When we drop the whole‑word idea and "real books" as a way of teaching HOW to read, when we stop neglecting phonics, and go back to phonics‑first, when teachers KNOW what good phonics is, improved literacy will gradually work through and transform our entire education system. Nothing else "I do this. Phonics is the missing ingredient. Learning to read is fundamental, and very simple. Until teachers do it, parents must. School governors and people on LEA education committees should press for a return to phonics and an end of whole‑word teaching. They should keep track of failure and its cost.

 

The harm done by whole‑word teaching is beyond belief. The spin‑off affects wholelife job prospects, income, limited leisure pursuits, frustration, humiliation, truancy, etc. The onl y factor, of many investigated among delinquents in America, that correlated with aggression was reading failure (Hogenson, Minneapolis 1974).
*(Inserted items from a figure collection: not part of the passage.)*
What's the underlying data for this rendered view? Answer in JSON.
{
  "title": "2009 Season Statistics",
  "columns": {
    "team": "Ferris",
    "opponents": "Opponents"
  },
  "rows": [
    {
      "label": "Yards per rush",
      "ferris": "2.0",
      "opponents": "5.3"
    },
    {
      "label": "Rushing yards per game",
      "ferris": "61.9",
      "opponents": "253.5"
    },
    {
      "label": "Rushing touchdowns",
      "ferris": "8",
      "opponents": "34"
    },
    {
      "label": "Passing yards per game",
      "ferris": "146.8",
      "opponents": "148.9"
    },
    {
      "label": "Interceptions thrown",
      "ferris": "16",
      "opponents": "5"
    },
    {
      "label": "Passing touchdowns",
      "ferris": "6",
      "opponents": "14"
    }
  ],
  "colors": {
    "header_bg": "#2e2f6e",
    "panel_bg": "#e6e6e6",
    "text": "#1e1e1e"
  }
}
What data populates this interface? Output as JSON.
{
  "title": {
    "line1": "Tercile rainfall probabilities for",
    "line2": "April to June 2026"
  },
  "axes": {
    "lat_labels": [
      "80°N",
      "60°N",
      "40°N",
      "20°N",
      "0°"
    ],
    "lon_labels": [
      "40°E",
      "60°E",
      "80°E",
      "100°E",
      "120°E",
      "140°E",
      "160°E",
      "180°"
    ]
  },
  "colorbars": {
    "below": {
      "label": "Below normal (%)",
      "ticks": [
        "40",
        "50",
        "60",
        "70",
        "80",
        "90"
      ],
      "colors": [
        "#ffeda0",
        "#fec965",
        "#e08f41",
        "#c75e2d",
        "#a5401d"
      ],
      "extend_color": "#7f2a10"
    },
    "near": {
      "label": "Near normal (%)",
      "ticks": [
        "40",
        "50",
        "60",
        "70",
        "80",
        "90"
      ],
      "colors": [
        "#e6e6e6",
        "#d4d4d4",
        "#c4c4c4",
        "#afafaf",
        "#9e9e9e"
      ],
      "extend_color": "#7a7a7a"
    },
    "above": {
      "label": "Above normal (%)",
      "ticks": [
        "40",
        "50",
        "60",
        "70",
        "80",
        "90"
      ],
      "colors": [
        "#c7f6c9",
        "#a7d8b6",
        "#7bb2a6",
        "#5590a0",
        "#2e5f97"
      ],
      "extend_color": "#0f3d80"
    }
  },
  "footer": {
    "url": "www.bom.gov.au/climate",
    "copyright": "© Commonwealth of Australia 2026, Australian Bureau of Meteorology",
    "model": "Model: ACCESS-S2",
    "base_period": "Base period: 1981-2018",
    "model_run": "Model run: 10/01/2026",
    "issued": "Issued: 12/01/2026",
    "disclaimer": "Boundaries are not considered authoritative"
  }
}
Is literacy the cure for football violence? TV and press reports on truancy, violence, the child murder of James Bulger, the thousands of children being excluded from schools now for 'disruption', never mention literacy, or whether the offender(s) got off to a good or poor start in reading. What was the 7+ reading age of today's disruptive teenagers?

 

So teach your own child, the time‑honoured, simple, safe way: intensive, systematic phonics first. Seeing your child learn to read is one of the joys of parenthood, and many can do this before school age.

 

Have fun!

 

The cheapest, fastest way to tackle illiteracy nationally is by TV. A six‑month series, a lesson of 15 minutes repeated on two subsequent days would reach all ‑ parents, pre-schoolers, infants, remedial children, dyslexics, delinquents, adult illiterates and semiliterates, poor spellers, truants, prisoners, gipsies, vandals, people just learning English. But the programmes we have had (from BBC Education, ITV, Channel 4, Open U, "Sesame St." ) have had far too much entertainment, too much whole‑word presentation, or too much emphasis on first‑letter, and hardly any good, systematic phonics, and ‑ evidently ‑ they have not worked. It is cruel to have programmes to convince the illiterate how important reading is. He knows it better than we do. What he needs is access to systematic phonics. The National Literacy Association and National Literacy Trust have accepted too much of what the Whole Language lobby has put out. Much of the work of ALBSU (now Basic Skills Agency) is pre‑occupied with Political Correctness, not offending clients by sexism, ageism, ethnic, racial or religious offence, and in the process what is really needed ‑ good phonics teaching ‑ has got lost.

 

Oh for the good old days of: c..a..t = CAT!